PRD — Safety, Trust & Moderation¶
Doc owner: Justin Audience: Eng, Design, Product, Legal, Security Status: v1 (February 2026) Depends on: prd.md (core platform), PRD 7 (Memory System)
Implementation Status¶
| Section | Status | Notes |
|---|---|---|
| OpenAI Moderation API integration | ✅ Shipped | app/safety/content_moderator.py — omni-moderation-latest |
| 11-category threshold system | ✅ Shipped | Configurable per-category thresholds |
| Fast classifier (regex Layer 1) | ✅ Shipped | Pattern-based critical detection |
| Crisis protocol (hardcoded responses) | ✅ Shipped | 988 Lifeline + Crisis Text Line resources |
| Romance deflection in system prompt | ✅ Shipped | Multi-tier escalation handling |
| PII redaction at edge | 🟡 Partial | Basic regex patterns, no ML-based detection |
| Safety events table | ✅ Shipped | Logging to safety_events table |
| Post-response safety classifier | ❌ Not Shipped | No outbound message checking |
| Abuse detection tiers | ❌ Not Shipped | No tier-based escalation system |
| Prompt injection defenses | 🟡 Partial | System prompt framing exists, no active detection |
| Age verification integration | ❌ Not Shipped | Phone verification only (no age check) |
| Safety dashboard (admin) | ❌ Not Shipped | No UI for reviewing safety events |
| Violation persistence to DB | ❌ Not Shipped | TODO on line 287 of content_moderator.py |
References¶
This PRD uses standardized terminology, IDs, pricing, and model references defined in the companion documents:
| Document | What it Covers |
|---|---|
| REFERENCE_GLOSSARY_AND_IDS.md | Canonical terms: workflow vs miniapp vs superpower, ID formats |
| REFERENCE_PRICING.md | Canonical pricing: $7.99/mo + $50/yr, free tier limits |
| REFERENCE_MODEL_ROUTING.md | Pipeline stage → model tier mapping |
| REFERENCE_DEPENDENCY_GRAPH.md | PRD blocking relationships and priority order |
| REFERENCE_FEATURE_FLAGS.md | All feature flags by category |
| REFERENCE_TELEMETRY.md | Amplitude event catalog and gaps |
Executive Summary¶
Ikiro is an emotional AI companion targeting college students and young professionals. This audience is disproportionately affected by mental health challenges, relationship stress, and identity crises. Sage remembers personal details, builds emotional intimacy, and proactively engages — all of which create unique safety obligations that generic AI safety frameworks don't address.

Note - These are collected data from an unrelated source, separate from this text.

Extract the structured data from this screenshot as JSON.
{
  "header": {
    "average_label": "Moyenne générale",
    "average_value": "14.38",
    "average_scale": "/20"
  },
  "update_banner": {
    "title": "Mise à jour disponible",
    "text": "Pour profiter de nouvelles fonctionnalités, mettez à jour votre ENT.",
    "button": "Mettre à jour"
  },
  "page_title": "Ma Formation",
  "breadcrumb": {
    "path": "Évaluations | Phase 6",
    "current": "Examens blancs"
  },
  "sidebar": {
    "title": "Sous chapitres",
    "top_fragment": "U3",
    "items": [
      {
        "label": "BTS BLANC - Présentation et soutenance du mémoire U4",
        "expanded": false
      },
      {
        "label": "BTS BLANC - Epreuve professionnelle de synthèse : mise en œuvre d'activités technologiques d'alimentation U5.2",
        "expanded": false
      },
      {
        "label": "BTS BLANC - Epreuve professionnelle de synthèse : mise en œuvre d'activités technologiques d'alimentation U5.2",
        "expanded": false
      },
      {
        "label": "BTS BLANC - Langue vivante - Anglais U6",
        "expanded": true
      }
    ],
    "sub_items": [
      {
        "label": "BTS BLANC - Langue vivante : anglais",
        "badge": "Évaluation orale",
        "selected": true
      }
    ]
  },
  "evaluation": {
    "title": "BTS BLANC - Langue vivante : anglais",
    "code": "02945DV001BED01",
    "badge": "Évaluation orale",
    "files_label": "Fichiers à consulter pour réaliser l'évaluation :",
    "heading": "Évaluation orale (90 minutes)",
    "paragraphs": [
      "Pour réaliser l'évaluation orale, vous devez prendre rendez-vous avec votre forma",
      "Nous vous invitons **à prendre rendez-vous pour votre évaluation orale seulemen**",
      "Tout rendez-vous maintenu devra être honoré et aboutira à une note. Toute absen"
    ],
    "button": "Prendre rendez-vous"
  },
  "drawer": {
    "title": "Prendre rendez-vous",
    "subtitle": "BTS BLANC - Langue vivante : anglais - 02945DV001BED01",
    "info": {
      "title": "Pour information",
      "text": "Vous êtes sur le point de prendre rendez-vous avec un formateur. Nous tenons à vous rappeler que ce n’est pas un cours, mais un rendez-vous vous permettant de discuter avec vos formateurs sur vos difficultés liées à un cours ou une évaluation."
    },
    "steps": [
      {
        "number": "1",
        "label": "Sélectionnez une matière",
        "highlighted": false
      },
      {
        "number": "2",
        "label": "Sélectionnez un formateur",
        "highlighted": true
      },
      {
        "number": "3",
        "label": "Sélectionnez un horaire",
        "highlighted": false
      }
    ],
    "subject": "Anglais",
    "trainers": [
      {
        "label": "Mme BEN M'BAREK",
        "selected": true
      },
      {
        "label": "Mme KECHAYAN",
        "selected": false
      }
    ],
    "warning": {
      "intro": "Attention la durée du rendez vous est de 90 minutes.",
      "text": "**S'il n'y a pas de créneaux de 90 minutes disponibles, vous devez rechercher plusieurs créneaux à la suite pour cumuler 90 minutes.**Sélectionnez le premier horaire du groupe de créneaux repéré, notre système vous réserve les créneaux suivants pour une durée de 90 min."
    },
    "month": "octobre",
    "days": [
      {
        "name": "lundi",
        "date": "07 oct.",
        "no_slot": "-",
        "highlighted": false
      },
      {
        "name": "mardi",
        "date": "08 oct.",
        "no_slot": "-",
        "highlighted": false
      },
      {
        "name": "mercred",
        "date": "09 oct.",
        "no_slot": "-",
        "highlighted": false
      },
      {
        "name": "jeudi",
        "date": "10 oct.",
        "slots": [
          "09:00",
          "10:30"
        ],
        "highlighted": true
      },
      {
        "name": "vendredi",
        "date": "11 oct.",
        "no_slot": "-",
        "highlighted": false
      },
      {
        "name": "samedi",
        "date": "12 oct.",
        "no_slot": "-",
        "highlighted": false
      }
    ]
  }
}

This PRD defines the safety boundaries, content moderation pipeline, crisis response protocols, and trust/abuse systems required before scaling past friends-and-family beta. A single viral incident — a leaked private memory, an inappropriate romantic escalation, a harmful response to someone in crisis — could end the company.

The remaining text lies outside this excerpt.